Joint activity training content
The core content of joint activity training can be summarized into three categories: passive activities, active activities, and assisted activities. The core goal is to maintain or restore the normal range of motion (ROM) of joints and prevent soft tissue adhesions and muscle atrophy. The applicable scenarios cover almost all sports-related fields such as orthopedic postoperative rehabilitation, chronic disease joint care, daily fitness warm-up, and sports injury repair.
I tore my anterior cruciate ligament while playing amateur basketball two years ago. On the third day after the operation, the rehabilitation therapist held my calf and pushed it down. This was the most typical passive joint movement. I didn’t use any force during the whole process and relied entirely on external force to move the joint. In the past, there was a consensus in the industry to "start passive activities as soon as possible after surgery", for fear that adhesions would require a second surgery if it was too late. However, in recent years, many evidence-based medicine studies have pointed out that if the soft tissue swelling is severe and the surgical internal fixation is not strong enough, it is easy to cause secondary injuries. Nowadays, clinical practice basically adjusts the time according to the specific situation of the patient, and there is no absolute "golden 72 hours".
Don’t think that you only need to practice this after surgery. The cervical vertebrae exercises that office workers do every day, the hips that aunts twist before square dancing, and the shoulder circles before fitness are all active joint movements - they all rely on your own muscle contraction to drive the joints, without the help of external forces. Regarding the training standards for active activities, the rehabilitation circle has been arguing for many years: one group advocates that the maximum range of motion must be achieved every time, and it is effective to stop for 3 seconds if you feel obvious stretching or even slight soreness. The other group insists on repeated activities within a completely painless range, giving priority to activating muscle proprioception to avoid muscle protective spasms caused by pain. I have met a 50-year-old patient with frozen shoulder before. At first, he followed the online tutorial and he was in tears. After practicing for half a month, he could lift his arm even lower. Later, he changed to turning his shoulder within the painless range every day when nothing happened. He turned it a total of two to three hundred times a day. In two weeks, he dared to lift his hand to reach the box on the top of the wardrobe.

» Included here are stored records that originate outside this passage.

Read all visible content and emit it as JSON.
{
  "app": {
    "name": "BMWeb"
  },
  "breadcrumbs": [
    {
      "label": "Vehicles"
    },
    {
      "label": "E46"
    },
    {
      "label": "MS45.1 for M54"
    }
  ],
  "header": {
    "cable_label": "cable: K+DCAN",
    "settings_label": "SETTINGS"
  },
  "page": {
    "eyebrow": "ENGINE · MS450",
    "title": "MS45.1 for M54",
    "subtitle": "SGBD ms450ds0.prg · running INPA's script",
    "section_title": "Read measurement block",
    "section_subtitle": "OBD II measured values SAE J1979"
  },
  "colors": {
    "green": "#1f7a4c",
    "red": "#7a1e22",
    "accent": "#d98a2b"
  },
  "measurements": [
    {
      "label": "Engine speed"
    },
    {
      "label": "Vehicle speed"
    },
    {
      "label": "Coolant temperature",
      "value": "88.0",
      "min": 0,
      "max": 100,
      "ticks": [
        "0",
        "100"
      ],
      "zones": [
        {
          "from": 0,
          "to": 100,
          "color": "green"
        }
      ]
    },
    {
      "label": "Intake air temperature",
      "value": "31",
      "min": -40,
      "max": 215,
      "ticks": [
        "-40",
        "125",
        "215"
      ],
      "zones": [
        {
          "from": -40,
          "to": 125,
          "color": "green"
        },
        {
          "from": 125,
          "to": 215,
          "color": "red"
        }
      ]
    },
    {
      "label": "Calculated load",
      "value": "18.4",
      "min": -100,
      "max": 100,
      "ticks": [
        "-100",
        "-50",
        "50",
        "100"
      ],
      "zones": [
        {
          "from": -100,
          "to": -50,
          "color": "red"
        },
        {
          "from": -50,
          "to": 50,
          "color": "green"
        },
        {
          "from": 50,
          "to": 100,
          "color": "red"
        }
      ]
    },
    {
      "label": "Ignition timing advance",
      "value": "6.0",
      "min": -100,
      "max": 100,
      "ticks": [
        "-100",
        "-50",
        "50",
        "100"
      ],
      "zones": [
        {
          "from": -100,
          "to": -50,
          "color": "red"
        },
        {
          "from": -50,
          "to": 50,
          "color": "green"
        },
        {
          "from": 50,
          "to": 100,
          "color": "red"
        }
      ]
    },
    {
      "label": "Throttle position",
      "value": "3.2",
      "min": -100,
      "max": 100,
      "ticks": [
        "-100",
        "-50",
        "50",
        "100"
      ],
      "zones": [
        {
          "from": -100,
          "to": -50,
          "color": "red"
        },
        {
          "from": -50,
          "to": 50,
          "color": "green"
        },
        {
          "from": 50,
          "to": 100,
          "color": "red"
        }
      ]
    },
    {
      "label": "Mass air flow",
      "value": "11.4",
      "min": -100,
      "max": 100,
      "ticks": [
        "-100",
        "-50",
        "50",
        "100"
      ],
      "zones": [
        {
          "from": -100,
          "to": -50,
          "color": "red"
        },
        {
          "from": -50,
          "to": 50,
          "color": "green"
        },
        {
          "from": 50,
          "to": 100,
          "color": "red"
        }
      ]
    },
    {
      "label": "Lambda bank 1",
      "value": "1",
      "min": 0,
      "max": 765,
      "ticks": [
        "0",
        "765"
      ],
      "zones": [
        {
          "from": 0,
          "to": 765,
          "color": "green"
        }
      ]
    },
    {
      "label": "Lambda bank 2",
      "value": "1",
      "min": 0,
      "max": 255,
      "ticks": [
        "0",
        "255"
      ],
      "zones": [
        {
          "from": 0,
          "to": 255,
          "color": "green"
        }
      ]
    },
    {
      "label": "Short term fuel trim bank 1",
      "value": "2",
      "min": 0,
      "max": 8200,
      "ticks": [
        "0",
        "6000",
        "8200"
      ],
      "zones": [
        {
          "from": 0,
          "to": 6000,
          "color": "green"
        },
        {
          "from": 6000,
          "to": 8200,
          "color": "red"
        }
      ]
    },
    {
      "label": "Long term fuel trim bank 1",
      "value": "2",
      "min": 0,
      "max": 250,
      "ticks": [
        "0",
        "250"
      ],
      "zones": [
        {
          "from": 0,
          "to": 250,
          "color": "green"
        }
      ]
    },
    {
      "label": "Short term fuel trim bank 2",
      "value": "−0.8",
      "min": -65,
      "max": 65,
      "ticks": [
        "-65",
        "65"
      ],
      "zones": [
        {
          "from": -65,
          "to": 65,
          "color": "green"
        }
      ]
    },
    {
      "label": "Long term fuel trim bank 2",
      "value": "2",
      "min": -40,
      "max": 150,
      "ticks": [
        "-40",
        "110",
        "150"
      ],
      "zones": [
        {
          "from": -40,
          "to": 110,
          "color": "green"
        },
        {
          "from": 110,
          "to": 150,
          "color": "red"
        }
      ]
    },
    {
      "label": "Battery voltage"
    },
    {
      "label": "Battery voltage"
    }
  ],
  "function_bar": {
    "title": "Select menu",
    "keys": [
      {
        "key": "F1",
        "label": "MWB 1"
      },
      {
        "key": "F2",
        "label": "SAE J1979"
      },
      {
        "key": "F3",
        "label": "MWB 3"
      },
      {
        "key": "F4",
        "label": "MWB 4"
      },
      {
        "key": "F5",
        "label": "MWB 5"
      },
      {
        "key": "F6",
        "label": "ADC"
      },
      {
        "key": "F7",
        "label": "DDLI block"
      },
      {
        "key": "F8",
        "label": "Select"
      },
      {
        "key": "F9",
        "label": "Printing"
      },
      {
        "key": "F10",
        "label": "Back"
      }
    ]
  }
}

The one between the two is power-assisted activities. To put it bluntly, you can move a little by yourself, but not to the maximum range. You rely on elastic bands, the hand on the healthy side, and the help of family members to help you, just like your parents holding the back seat when you are learning to ride a bicycle. When your muscle strength increases, you will slowly withdraw the force. This is generally used in the middle stage of recovery, such as when muscle strength has returned to level 2-3 after surgery and you can lift yourself a little, but still far away. I usually ask patients with wrist sprains to use the unaffected hand to pull the affected wrist and slowly draw circles. It is much more acceptable than completely passive lifting.
Oh, by the way, there is another branch that ordinary people don’t have much contact with but has particularly good results, which is joint mobilization. It is an advanced version of passive movement. It must be performed by a certified rehabilitation practitioner, who pulls or slides along the direction of movement of the joint surface. The two mainstream schools now are Australian Maitland and American Kaltenborn. The former focuses on rhythmic slow swings and should be used gently when joint pain is in the acute stage. The latter focuses on directly pulling the joint surface apart and has a quick effect on old adhesions. No one is better than the other. It depends on the specific situation.
Many people have a misunderstanding about joint mobility training. They think the more painful it is, the more effective it is. It is not until you grin and grin. This is not true. Except for cases of particularly severe adhesion, you will generally feel a slight pulling sensation at most during training. If the pain exceeds 4 points (out of 10 points), you have to stop. Carrying it hard will only arouse inflammation, and the more you practice, the stiffer it becomes. Some people think of practicing for half an hour at a time instead of not moving for three days. In fact, a small amount and many times are more effective. For example, if you have a wrist sprain, taking 2 minutes every hour to move is much better than practicing for 20 minutes at a time when you get home from get off work.
To be honest, there has never been any unified and standardized content in joint mobility training. Whether you are a professional athlete warming up before a game to activate the joints, or an old man doing knee exercises to prevent degeneration, or you are stretching your legs to restore the angle after surgery, the content is very different. The core is nothing more than following the normal direction of movement of the joints, don't force it, and don't stay frozen. Find the intensity and frequency that suits you. It is much more useful to follow online tutorials.